Courtney K. Tinner, CIH, CSP  Senior Industrial Hygienist, Sherwin Williams  Atlanta, Ga.
AIHA has a tremendous opportunity to leverage the virtual environment to engage and interact with its membership in ways it never has before. By creating a virtual community within the organization, we can survey the membership and identify core needs and/or subject matters to begin building a library of topics. These topics could then be used to host quarterly forums, featuring experts within our membership, that would allow us to provide support and guidance to our members as we navigate our new normal. Forums could be open to non-members, to give insight into what potential membership would afford them. 
During the pandemic, I have been impressed by how AIHA has pivoted to realign its strategies to better serve the membership by creating new partnerships and collaborations. With national news stories highlighting AIHA and joint publication guidance documents this year, AIHA has provided valuable information and engaged nonmembers.

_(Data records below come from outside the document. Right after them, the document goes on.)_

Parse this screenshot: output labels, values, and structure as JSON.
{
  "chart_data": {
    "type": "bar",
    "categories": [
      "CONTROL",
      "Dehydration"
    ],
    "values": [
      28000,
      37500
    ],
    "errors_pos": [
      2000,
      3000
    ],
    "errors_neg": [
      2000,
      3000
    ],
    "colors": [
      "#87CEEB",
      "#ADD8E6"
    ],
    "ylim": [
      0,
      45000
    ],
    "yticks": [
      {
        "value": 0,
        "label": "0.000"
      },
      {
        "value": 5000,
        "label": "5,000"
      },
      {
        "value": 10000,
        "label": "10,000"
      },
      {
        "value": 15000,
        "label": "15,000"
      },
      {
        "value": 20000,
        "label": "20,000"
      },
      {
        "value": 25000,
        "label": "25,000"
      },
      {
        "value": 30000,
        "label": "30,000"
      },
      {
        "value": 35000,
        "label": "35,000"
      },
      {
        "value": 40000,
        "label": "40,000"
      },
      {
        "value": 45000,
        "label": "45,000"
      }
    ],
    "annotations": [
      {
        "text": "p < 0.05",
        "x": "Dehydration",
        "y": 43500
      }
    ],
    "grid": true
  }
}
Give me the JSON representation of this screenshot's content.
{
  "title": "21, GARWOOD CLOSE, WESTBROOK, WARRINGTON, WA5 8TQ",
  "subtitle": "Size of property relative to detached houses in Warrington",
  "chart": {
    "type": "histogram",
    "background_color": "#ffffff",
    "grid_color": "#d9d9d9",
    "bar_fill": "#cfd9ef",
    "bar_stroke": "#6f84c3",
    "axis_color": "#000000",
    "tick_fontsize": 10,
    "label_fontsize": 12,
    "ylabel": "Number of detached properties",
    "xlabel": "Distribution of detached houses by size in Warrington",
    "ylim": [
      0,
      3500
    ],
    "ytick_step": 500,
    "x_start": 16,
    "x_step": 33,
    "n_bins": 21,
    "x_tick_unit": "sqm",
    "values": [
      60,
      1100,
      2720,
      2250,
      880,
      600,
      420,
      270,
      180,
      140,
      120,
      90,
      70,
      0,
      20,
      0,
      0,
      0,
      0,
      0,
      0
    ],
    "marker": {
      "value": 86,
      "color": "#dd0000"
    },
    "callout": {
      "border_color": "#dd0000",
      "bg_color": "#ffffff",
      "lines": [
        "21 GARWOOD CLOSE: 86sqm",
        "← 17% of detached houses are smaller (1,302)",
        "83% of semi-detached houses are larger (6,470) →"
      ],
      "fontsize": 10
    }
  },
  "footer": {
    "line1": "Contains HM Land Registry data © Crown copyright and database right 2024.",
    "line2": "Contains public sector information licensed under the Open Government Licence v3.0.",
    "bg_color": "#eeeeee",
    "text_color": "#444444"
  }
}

As a potential Board member, I would build upon this momentum by continuing to leverage partnerships to promote our profession. I would recommend we leverage our skills, knowledge, and expertise to serve as subject matter experts, to help industries better understand why our skills are so vitally important to their organizations. This new industry engagement may lend itself to an opportunity for additional membership categories for inclusivity.